There's a big flap in the blogosphere over the request by the New York Times to keep news of the kidnapping of one of their reporters in Afghanistan under wraps (it's not the first time). As the world recently learned in the major outlets, New York Times reporter Stephen Farrell was kidnapped along with his interpreter as they surveyed the scene of the recent NATO bombing of the Taliban-hijacked fuel tankers outside of Kabul.
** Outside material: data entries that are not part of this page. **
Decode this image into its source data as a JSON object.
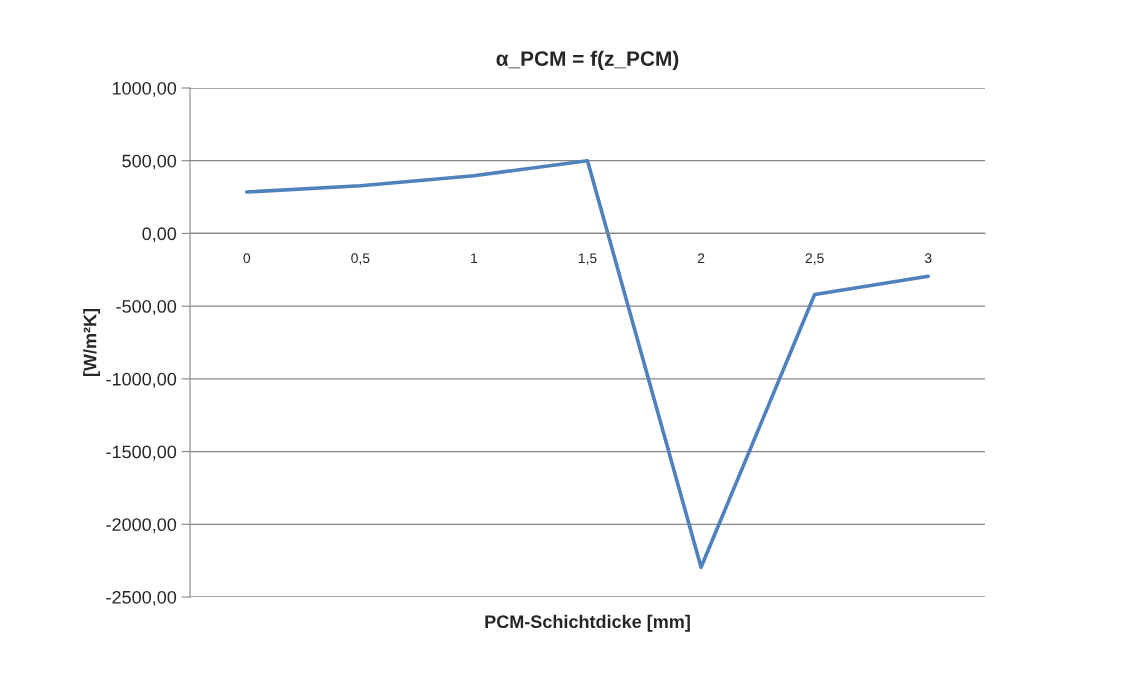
{
  "chart_data": {
    "type": "line",
    "title": "α_PCM = f(z_PCM)",
    "xlabel": "PCM-Schichtdicke [mm]",
    "ylabel": "[W/m²K]",
    "categories": [
      "0",
      "0,5",
      "1",
      "1,5",
      "2",
      "2,5",
      "3"
    ],
    "series": [
      {
        "color": "#4f81bd",
        "values": [
          285,
          328,
          397,
          500,
          -2295,
          -420,
          -295
        ]
      }
    ],
    "ylim": [
      -2500,
      1000
    ],
    "yticks": [
      {
        "value": -2500,
        "label": "-2500,00"
      },
      {
        "value": -2000,
        "label": "-2000,00"
      },
      {
        "value": -1500,
        "label": "-1500,00"
      },
      {
        "value": -1000,
        "label": "-1000,00"
      },
      {
        "value": -500,
        "label": "-500,00"
      },
      {
        "value": 0,
        "label": "0,00"
      },
      {
        "value": 500,
        "label": "500,00"
      },
      {
        "value": 1000,
        "label": "1000,00"
      }
    ],
    "grid": "y",
    "legend": false,
    "marker": "none",
    "line_style": "solid"
  }
}
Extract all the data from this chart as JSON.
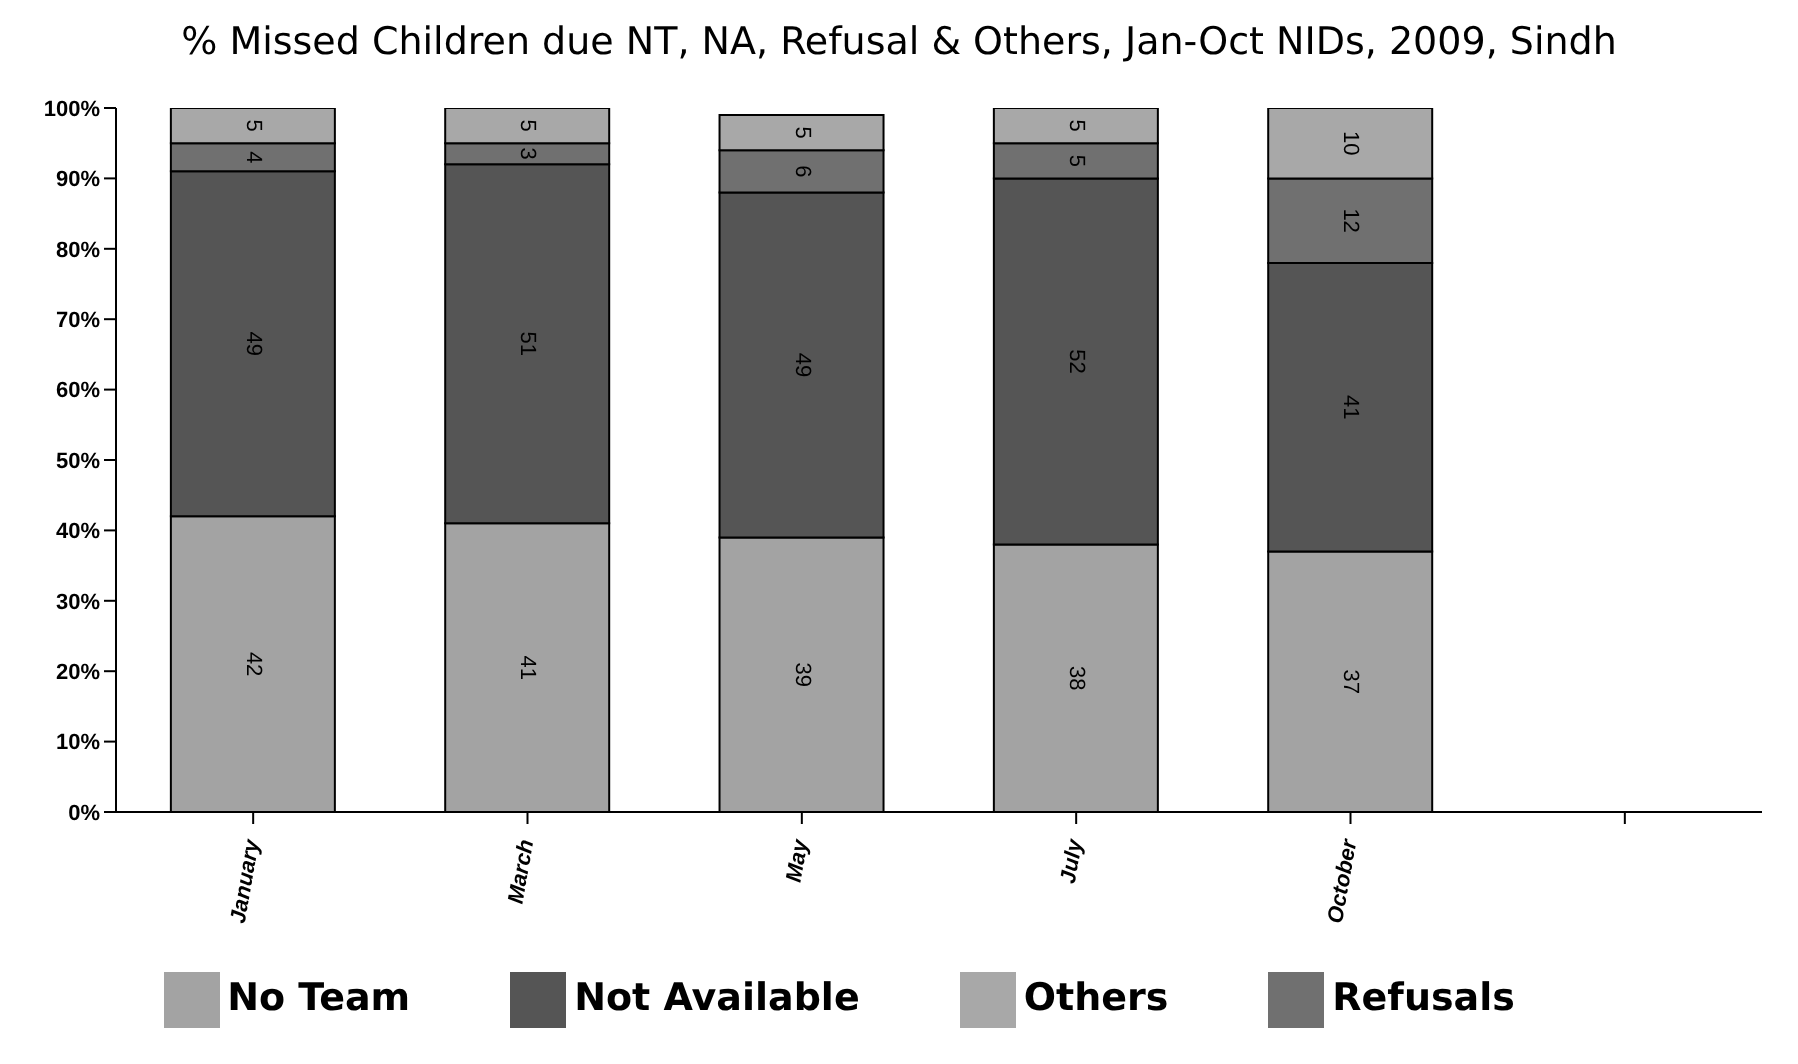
{
  "chart_data": {
    "type": "bar",
    "title": "% Missed Children due NT, NA, Refusal & Others, Jan-Oct NIDs, 2009, Sindh",
    "categories": [
      "January",
      "March",
      "May",
      "July",
      "October",
      null
    ],
    "stacked": true,
    "data_labels": true,
    "legend": "bottom",
    "grid": false,
    "ylim": [
      0,
      100
    ],
    "yticks": [
      {
        "value": 0,
        "label": "0%"
      },
      {
        "value": 10,
        "label": "10%"
      },
      {
        "value": 20,
        "label": "20%"
      },
      {
        "value": 30,
        "label": "30%"
      },
      {
        "value": 40,
        "label": "40%"
      },
      {
        "value": 50,
        "label": "50%"
      },
      {
        "value": 60,
        "label": "60%"
      },
      {
        "value": 70,
        "label": "70%"
      },
      {
        "value": 80,
        "label": "80%"
      },
      {
        "value": 90,
        "label": "90%"
      },
      {
        "value": 100,
        "label": "100%"
      }
    ],
    "series": [
      {
        "name": "No Team",
        "color": "#a3a3a3",
        "values": [
          42,
          41,
          39,
          38,
          37,
          null
        ]
      },
      {
        "name": "Not Available",
        "color": "#555555",
        "values": [
          49,
          51,
          49,
          52,
          41,
          null
        ]
      },
      {
        "name": "Refusals",
        "color": "#707070",
        "values": [
          4,
          3,
          6,
          5,
          12,
          null
        ]
      },
      {
        "name": "Others",
        "color": "#a8a8a8",
        "values": [
          5,
          5,
          5,
          5,
          10,
          null
        ]
      }
    ]
  }
}
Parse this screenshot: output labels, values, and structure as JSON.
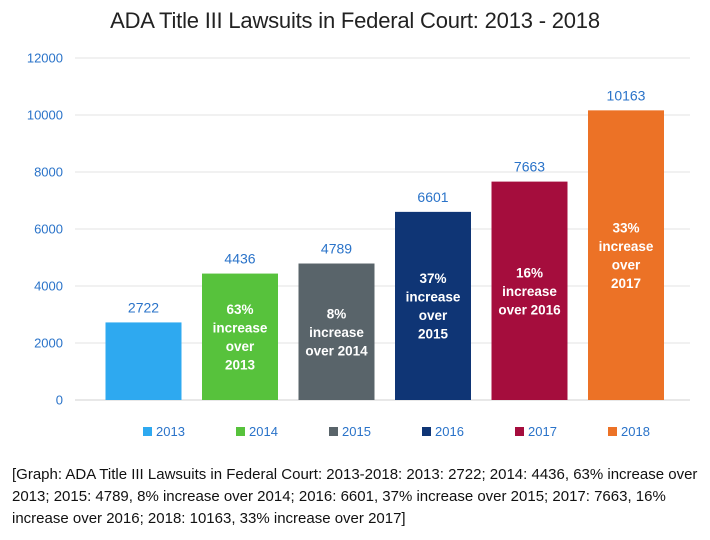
{
  "chart_data": {
    "type": "bar",
    "title": "ADA Title III Lawsuits in Federal Court: 2013 - 2018",
    "categories": [
      "2013",
      "2014",
      "2015",
      "2016",
      "2017",
      "2018"
    ],
    "values": [
      2722,
      4436,
      4789,
      6601,
      7663,
      10163
    ],
    "colors": [
      "#2ea9f0",
      "#57c23c",
      "#59646a",
      "#0f3575",
      "#a50d3d",
      "#ec7226"
    ],
    "data_labels": [
      "2722",
      "4436",
      "4789",
      "6601",
      "7663",
      "10163"
    ],
    "bar_annotations": [
      "",
      "63%\nincrease\nover\n2013",
      "8%\nincrease\nover 2014",
      "37%\nincrease\nover\n2015",
      "16%\nincrease\nover 2016",
      "33%\nincrease\nover\n2017"
    ],
    "legend": [
      "2013",
      "2014",
      "2015",
      "2016",
      "2017",
      "2018"
    ],
    "legend_position": "bottom",
    "ylim": [
      0,
      12000
    ],
    "yticks": [
      "0",
      "2000",
      "4000",
      "6000",
      "8000",
      "10000",
      "12000"
    ],
    "grid": true,
    "xlabel": "",
    "ylabel": ""
  },
  "caption": "[Graph: ADA Title III Lawsuits in Federal Court: 2013-2018: 2013: 2722; 2014: 4436, 63% increase over 2013; 2015: 4789, 8% increase over 2014; 2016: 6601, 37% increase over 2015; 2017: 7663, 16% increase over 2016; 2018: 10163, 33% increase over 2017]"
}
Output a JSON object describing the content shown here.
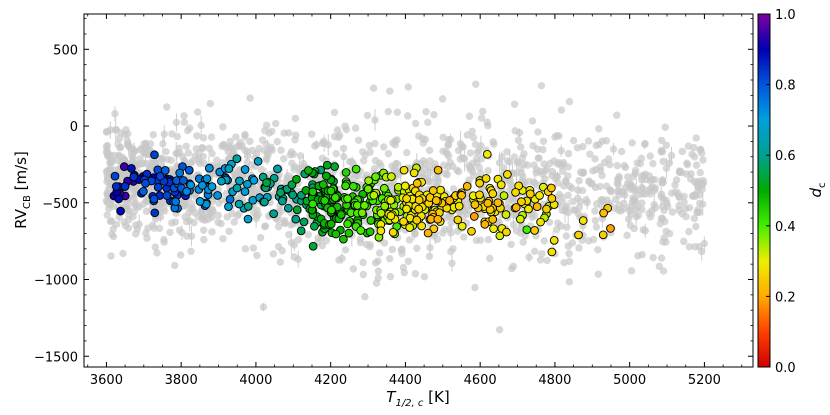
{
  "chart_data": {
    "type": "scatter",
    "xlabel": "T",
    "xlabel_sub": "1/2, c",
    "xlabel_unit": " [K]",
    "ylabel": "RV",
    "ylabel_sub": "CB",
    "ylabel_unit": " [m/s]",
    "colorbar_label": "d",
    "colorbar_label_sub": "c",
    "xlim": [
      3540,
      5330
    ],
    "ylim": [
      -1570,
      730
    ],
    "xticks": [
      3600,
      3800,
      4000,
      4200,
      4400,
      4600,
      4800,
      5000,
      5200
    ],
    "yticks": [
      -1500,
      -1000,
      -500,
      0,
      500
    ],
    "cticks": [
      "0.0",
      "0.2",
      "0.4",
      "0.6",
      "0.8",
      "1.0"
    ],
    "colormap": "nipy_spectral-like (red-orange-yellow-green-cyan-blue-purple)",
    "background_marker_color": "#c8c8c8",
    "highlighted_marker_edge": "#000000",
    "highlighted_points_trend": [
      {
        "x": 3650,
        "y": -370,
        "d": 0.88
      },
      {
        "x": 3800,
        "y": -380,
        "d": 0.8
      },
      {
        "x": 3950,
        "y": -390,
        "d": 0.68
      },
      {
        "x": 4100,
        "y": -450,
        "d": 0.58
      },
      {
        "x": 4250,
        "y": -520,
        "d": 0.45
      },
      {
        "x": 4400,
        "y": -520,
        "d": 0.3
      },
      {
        "x": 4550,
        "y": -500,
        "d": 0.25
      },
      {
        "x": 4700,
        "y": -520,
        "d": 0.3
      },
      {
        "x": 5050,
        "y": -560,
        "d": 0.2
      }
    ],
    "background_points_trend": [
      {
        "x": 3650,
        "y": -350,
        "spread": 180
      },
      {
        "x": 4000,
        "y": -400,
        "spread": 200
      },
      {
        "x": 4400,
        "y": -430,
        "spread": 230
      },
      {
        "x": 4800,
        "y": -420,
        "spread": 220
      },
      {
        "x": 5200,
        "y": -400,
        "spread": 200
      }
    ]
  }
}
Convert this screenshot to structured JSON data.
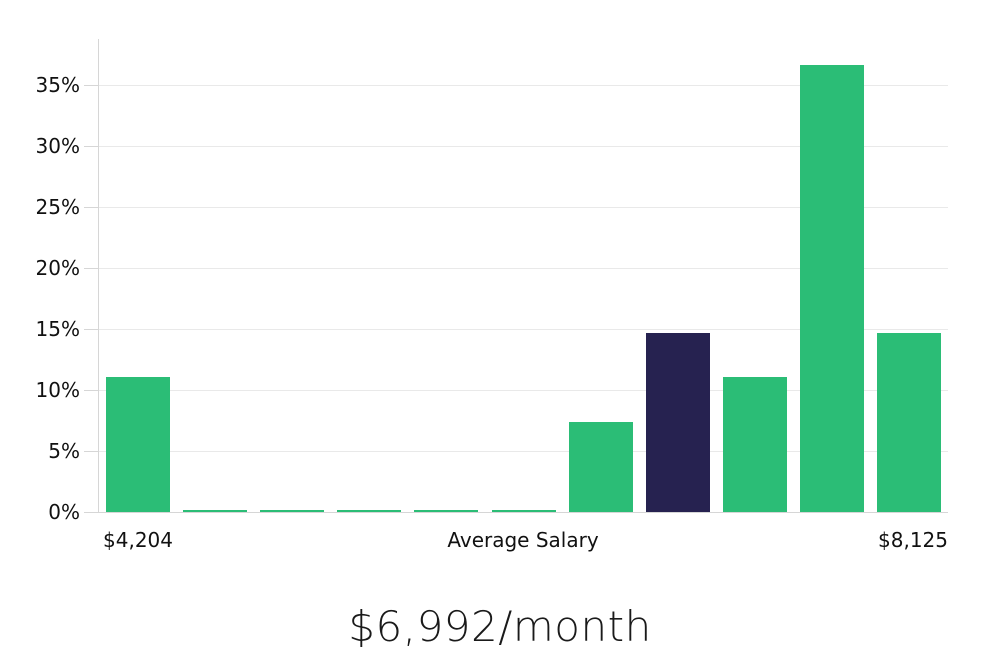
{
  "chart_data": {
    "type": "bar",
    "title": "$6,992/month",
    "xlabel": "",
    "ylabel": "",
    "y_ticks": [
      "0%",
      "5%",
      "10%",
      "15%",
      "20%",
      "25%",
      "30%",
      "35%"
    ],
    "ylim": [
      0,
      38.8
    ],
    "grid": true,
    "legend": "none",
    "x_tick_labels": [
      "$4,204",
      "Average Salary",
      "$8,125"
    ],
    "bars": [
      {
        "value": 11.1,
        "color": "green"
      },
      {
        "value": 0.2,
        "color": "green"
      },
      {
        "value": 0.2,
        "color": "green"
      },
      {
        "value": 0.2,
        "color": "green"
      },
      {
        "value": 0.2,
        "color": "green"
      },
      {
        "value": 0.2,
        "color": "green"
      },
      {
        "value": 7.4,
        "color": "green"
      },
      {
        "value": 14.7,
        "color": "navy"
      },
      {
        "value": 11.1,
        "color": "green"
      },
      {
        "value": 36.7,
        "color": "green"
      },
      {
        "value": 14.7,
        "color": "green"
      }
    ],
    "colors": {
      "green": "#2BBD76",
      "navy": "#262250"
    }
  }
}
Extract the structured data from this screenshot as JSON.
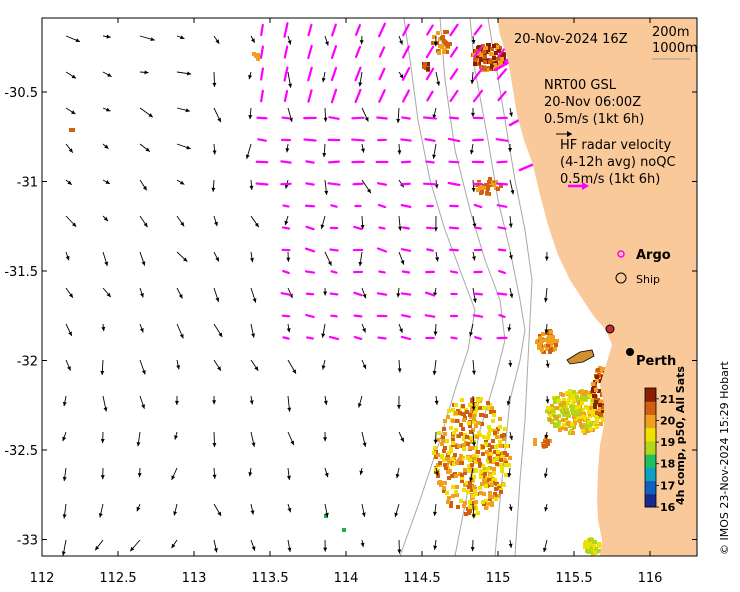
{
  "map": {
    "x_ticks": [
      "112",
      "112.5",
      "113",
      "113.5",
      "114",
      "114.5",
      "115",
      "115.5",
      "116"
    ],
    "y_ticks": [
      "-30.5",
      "-31",
      "-31.5",
      "-32",
      "-32.5",
      "-33"
    ],
    "bbox_lon": [
      112,
      116.3
    ],
    "bbox_lat": [
      -33.1,
      -30.05
    ],
    "land_color": "#fac99a",
    "sst_palette": [
      "#1a2a8c",
      "#1060c0",
      "#10a0c0",
      "#20c060",
      "#b0d818",
      "#f0e000",
      "#f0a020",
      "#d06010",
      "#8a2000"
    ]
  },
  "annotations": {
    "date": "20-Nov-2024 16Z",
    "iso1": "200m",
    "iso2": "1000m",
    "model_line1": "NRT00 GSL",
    "model_line2": "20-Nov 06:00Z",
    "model_line3": "0.5m/s (1kt 6h)",
    "hf_line1": "HF radar velocity",
    "hf_line2": "(4-12h avg) noQC",
    "hf_line3": "0.5m/s (1kt 6h)",
    "argo_label": "Argo",
    "ship_label": "Ship",
    "city": "Perth"
  },
  "colorbar": {
    "title": "4h comp, p50, All Sats",
    "ticks": [
      "21",
      "20",
      "19",
      "18",
      "17",
      "16"
    ],
    "min": 16,
    "max": 21.5
  },
  "credit": "© IMOS 23-Nov-2024 15:29 Hobart",
  "markers": {
    "argo": {
      "lon": 115.67,
      "lat": -31.82
    },
    "ship": {
      "lon": 115.85,
      "lat": -31.95
    },
    "perth": {
      "lon": 115.86,
      "lat": -31.95
    }
  }
}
Apparently Arthur Ochs Sulzberger, Jr. (one must hold the publisher ultimately accountable) asked the international press and wire services to withhold news of the kidnapping. This isn't the first time. They also did the same with another one of their journos, David Rohde, who was kidnapped in November, 2008. Rohde, who was held seven months, escaped by scaling a wall in Waziristan. During his captivity, The Times also worked with Wikipedia to suppress all news regarding his kidnapping, hence wikialytizing* history:
"From the early days of this ordeal, the prevailing view among David's family, experts in kidnapping cases, officials of several governments and others we consulted was that going public could increase the danger to David and the other hostages. The kidnappers initially said as much. " said Bill Keller, Times' executive editor. "We decided to respect that advice, as we have in other kidnapping cases, and a number of other news organizations that learned of David’s plight have done the same. We are enormously grateful for their support."
Without doubt, the same procedure was used in Farrell's case. However, this time the news of the kidnapping reached blogs, including a well-known one, The Long War Journal. Bill Roggio, Managing Editor, made the decision to report only that Farrell had been kidnapped.
Roggio, by no means a lightweight when it comes to journalism or boots-on-the-ground insight, did not disclose details about any negotiation or rescue efforts. Only that this event happened. His decision to run it brought forth accusations by bloggers of endangering both Farrell and the interpreter, as well as moral ineptitude.